It’s no secret that rattlesnakes use their rattles—hollow keratin structures made out of the same stuff as human finger nails—to make their presense known, but how they employ different rattle frequencies for defense is less understood.

Chagnaud got the idea for the study after noticing that a snake in an animal care facility he was visiting rattled faster as he approached its enclosure. Chagnaud wondered how the snakes might be using their rattle frequency to send a message to those nearby. The message? “Hey. I’m sitting here. Don’t step on me because I’m going to bite you,” says Chagnaud to the New York Times’ Sabrina Imbler.

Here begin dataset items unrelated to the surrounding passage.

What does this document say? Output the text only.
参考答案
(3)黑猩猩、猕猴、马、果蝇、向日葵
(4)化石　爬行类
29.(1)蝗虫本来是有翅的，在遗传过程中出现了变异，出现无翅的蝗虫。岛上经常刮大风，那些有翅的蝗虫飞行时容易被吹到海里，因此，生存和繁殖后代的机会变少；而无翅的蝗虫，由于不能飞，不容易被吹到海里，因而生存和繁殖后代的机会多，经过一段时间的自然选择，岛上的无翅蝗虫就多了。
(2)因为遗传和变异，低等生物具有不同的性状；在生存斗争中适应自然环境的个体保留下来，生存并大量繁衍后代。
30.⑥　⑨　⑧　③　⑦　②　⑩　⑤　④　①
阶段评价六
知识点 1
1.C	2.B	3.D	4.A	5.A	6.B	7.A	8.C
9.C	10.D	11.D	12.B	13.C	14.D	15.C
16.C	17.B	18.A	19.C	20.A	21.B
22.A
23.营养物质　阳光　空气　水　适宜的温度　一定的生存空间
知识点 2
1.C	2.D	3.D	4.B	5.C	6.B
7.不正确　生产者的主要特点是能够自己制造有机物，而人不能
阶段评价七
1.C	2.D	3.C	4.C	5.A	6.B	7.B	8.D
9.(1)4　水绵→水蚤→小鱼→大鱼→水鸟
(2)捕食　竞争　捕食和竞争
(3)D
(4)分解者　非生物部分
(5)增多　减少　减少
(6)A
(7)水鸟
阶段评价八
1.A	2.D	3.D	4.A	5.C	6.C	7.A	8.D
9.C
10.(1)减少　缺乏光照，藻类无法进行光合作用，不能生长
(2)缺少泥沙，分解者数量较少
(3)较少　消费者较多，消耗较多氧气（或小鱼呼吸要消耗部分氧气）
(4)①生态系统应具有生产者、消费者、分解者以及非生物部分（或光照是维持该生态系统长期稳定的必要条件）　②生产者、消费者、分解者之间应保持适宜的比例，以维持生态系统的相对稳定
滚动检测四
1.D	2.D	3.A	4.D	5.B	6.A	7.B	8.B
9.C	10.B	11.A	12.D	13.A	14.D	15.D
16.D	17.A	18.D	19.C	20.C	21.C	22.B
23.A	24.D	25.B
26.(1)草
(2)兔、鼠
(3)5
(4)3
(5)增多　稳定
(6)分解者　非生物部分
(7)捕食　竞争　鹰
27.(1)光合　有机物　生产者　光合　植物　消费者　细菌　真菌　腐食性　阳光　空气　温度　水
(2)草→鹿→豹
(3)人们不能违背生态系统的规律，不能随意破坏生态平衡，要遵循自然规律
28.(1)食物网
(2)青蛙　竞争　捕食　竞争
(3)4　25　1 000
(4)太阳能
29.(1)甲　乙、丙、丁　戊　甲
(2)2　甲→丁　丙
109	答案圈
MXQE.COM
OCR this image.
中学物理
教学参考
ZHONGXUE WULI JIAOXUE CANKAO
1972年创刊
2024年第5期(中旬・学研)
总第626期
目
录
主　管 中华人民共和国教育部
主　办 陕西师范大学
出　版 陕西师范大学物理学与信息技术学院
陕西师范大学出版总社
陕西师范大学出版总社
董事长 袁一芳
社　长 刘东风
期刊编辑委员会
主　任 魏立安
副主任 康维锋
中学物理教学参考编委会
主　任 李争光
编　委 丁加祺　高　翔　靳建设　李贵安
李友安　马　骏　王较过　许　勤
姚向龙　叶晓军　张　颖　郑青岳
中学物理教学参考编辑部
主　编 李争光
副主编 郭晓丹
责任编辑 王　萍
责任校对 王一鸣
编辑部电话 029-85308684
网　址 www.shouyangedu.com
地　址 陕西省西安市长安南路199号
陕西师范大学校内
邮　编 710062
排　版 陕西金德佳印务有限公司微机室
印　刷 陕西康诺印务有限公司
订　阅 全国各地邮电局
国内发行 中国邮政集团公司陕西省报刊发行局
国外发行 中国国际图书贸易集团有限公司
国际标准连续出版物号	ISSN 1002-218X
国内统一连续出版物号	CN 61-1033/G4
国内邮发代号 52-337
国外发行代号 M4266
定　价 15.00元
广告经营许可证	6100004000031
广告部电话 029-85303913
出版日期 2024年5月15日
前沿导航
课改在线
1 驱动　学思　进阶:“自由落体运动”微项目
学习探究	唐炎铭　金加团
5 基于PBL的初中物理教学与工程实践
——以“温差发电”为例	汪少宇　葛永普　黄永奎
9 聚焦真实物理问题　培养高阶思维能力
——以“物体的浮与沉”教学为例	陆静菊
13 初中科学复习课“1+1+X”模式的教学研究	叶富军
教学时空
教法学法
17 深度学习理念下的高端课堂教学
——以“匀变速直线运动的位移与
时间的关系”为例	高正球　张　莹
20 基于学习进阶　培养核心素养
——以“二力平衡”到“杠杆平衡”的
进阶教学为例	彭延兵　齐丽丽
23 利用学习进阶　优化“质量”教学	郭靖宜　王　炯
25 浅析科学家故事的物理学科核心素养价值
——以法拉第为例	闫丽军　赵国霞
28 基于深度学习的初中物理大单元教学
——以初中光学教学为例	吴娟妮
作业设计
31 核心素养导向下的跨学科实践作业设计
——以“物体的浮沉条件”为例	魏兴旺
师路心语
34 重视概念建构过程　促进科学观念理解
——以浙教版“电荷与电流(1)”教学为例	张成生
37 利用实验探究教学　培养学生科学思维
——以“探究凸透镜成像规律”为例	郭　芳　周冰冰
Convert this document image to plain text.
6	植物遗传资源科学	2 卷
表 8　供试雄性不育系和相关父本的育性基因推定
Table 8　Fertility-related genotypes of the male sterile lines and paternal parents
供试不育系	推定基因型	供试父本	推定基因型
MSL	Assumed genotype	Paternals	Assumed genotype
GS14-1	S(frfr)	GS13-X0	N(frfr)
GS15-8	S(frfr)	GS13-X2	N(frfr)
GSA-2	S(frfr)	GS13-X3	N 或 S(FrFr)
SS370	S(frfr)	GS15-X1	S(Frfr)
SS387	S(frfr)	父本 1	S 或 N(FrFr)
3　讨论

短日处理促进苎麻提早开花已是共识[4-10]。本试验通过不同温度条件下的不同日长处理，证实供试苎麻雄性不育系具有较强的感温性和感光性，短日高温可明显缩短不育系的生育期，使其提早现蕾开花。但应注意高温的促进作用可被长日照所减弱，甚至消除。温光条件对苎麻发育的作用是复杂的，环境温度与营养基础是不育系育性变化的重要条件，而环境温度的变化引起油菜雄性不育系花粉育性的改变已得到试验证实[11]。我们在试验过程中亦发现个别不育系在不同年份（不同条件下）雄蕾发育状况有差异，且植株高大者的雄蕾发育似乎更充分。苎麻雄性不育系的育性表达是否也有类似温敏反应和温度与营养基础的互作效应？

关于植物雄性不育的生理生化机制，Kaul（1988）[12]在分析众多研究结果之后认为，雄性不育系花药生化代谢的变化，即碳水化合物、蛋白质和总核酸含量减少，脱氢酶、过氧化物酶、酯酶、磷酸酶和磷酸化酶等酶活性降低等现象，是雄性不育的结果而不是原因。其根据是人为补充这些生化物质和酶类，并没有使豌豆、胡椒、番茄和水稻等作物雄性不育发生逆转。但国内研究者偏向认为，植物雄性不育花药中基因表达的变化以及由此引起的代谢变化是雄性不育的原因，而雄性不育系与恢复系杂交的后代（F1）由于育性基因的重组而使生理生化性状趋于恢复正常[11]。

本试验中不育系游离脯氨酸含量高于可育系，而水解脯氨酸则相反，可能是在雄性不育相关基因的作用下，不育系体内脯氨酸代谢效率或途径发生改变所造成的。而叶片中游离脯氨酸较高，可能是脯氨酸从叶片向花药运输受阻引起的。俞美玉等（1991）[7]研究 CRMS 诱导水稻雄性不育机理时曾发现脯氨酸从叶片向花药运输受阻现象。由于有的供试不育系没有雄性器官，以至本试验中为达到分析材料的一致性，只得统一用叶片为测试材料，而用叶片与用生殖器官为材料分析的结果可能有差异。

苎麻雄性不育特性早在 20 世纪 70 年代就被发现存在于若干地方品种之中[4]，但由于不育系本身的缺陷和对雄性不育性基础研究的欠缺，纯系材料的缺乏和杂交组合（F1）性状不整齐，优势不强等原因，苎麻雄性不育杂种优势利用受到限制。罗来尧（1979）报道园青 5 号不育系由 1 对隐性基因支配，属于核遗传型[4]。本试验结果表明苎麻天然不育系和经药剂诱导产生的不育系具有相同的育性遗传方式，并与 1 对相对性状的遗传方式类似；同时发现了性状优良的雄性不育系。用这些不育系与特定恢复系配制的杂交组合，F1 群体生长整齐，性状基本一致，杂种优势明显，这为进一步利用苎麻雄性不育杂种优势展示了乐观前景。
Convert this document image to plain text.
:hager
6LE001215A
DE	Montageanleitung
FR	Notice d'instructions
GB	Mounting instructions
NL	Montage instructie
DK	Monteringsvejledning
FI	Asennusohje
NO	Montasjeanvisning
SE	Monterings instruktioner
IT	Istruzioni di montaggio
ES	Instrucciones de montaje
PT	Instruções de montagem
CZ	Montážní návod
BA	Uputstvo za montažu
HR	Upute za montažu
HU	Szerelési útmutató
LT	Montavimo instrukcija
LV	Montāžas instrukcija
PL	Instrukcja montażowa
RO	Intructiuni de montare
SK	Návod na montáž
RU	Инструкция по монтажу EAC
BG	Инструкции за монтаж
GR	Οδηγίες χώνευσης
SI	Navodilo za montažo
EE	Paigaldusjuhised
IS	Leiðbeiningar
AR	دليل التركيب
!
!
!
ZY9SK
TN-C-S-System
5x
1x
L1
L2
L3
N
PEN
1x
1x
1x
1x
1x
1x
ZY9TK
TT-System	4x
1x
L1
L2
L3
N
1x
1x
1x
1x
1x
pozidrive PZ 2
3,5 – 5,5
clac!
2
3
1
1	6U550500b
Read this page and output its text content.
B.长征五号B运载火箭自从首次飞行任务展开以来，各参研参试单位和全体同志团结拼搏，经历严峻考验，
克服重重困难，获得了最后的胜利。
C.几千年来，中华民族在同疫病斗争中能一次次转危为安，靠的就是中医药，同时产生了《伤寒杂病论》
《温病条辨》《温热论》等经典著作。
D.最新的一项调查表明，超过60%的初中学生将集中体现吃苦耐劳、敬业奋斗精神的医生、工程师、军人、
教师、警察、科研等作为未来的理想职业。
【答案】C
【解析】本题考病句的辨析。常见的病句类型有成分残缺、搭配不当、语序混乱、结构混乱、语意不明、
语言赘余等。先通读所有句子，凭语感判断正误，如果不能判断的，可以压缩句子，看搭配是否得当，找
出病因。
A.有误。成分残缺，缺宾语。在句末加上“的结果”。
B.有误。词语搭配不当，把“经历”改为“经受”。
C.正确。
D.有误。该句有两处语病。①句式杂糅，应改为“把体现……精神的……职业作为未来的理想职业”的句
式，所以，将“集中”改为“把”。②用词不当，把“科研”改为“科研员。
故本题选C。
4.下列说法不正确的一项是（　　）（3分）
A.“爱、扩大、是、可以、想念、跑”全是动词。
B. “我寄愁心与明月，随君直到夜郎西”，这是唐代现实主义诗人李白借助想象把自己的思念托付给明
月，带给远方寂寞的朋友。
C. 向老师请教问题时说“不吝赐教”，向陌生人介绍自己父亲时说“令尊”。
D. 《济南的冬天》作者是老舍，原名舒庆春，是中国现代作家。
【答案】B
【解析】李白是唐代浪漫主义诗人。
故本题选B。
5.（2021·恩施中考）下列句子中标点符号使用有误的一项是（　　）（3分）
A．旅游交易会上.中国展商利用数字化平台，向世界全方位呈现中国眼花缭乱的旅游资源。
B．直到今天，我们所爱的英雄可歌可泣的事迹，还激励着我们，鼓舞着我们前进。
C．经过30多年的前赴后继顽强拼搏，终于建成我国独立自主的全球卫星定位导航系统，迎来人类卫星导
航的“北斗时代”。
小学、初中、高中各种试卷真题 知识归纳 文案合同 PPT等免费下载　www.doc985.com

To investigate their question, the research team designed a series of experiments in which an object—including a humanlike torso and large black disk—would approach a western diamondback rattlesnake. As the object got closer, the snake jumped from a low-frequency rattle of around 40 hertz to one closer to 70 hertz, according to Science’s Rachel Fritts. The exact distance the snake made the switch to a faster rattle varied by individual.

The team was curious if the higher-frequency rattle really sounded closer to humans, and sent 11 people into a virtual reality grassland peppered with hidden snakes. At lower-frequency rattles, participants could estimate the virtual snake’s distance with reasonable accuracy. Then, when they came within four meters of the serpents, the rattle frequency jumped. When participants were asked to press a button when they thought they were one meter away from a virtual snake, they consistently underestimated the distance.

"Evolution is a random process, and what we might interpret from today's perspective as elegant design is in fact the outcome of thousands of trials of snakes encountering large mammals,” says Chagnaud in a press release. “The snake rattling co-evolved with mammalian auditory perception by trial and error, leaving those snakes that were best able to avoid being stepped on."

The higher frequency rattles may seem closer to humans because of a sound-perception quirk that makes the individual rattle sounds blend into a single note. That note seems louder despite being the same amplitude, reports Jason Bittel for National Geographic.

"Like other snakes, rattlesnakes, of which there are numerous species in North America, are more interested in being undetected than confronting any other animal other than their prey," says Whit Gibbons, a herpetologist who was not involved in the study, to CNN’s Megan Marples.

Rattlesnakes’ deceptive tactics may help them avoid close encounters, which should be welcome news to humans.